The inescapable conclusion is that books (or any other storytelling) of low quality can still touch people. Somehow, it resonates so deeply with fans that they not only enjoy the books, they absorb them into their identity. The stories start to define them in important ways. I think every author wants to reach readers at that level, so it's weird to see it happen with poor quality material.
This is something that goes beyond discernment. People don't become fanboys/fangirls because they like something they know is kind of stupid. I think we can all walk out of a theater after the latest action blockbuster and say, "Well, that was dumb, but fun." That's the most basic level of discernment. The next level is more difficult for people to grasp--that is, when something is of high quality, but you don't enjoy it personally. Many people seem to be unable to recognize that something they don't like can still be good.
To enter the zone of the fanboy, though, means discernment goes out the window. Listen to the fanboys, and you will hear them say that the object of their affection is not only good, but the best thing ever written.
One of the Robert Jordan fans, for instance, argued passionately that Jordan's treatment of men and women was not only good, but the most accurate, spot-on, insightful depiction of the relationship between the sexes ever written. Understand that these are books where adults routinely spank one another or box each others' ears in order to communicate. Yet to this fan, his writing is masterful.

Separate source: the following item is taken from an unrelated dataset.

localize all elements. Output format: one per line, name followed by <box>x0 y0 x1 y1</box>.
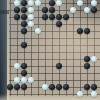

I'm not sure where I'm going with this, but it's fascinating to me. I think it's too easy to dismiss fanboys of poor quality storytelling as being people with no taste. That's not enough of an answer. Their experiences are real and valid, their love is sincere (though they may eventually outgrow it--younger fans especially have torrid affairs with stories and characters, only to burn out and move on to the next thing as they grow. Adult fanboys tend to settle in for more lasting commitments). I don't think you can set out, as a writer, to touch that kind of chord with a large group of people. It just has to happen.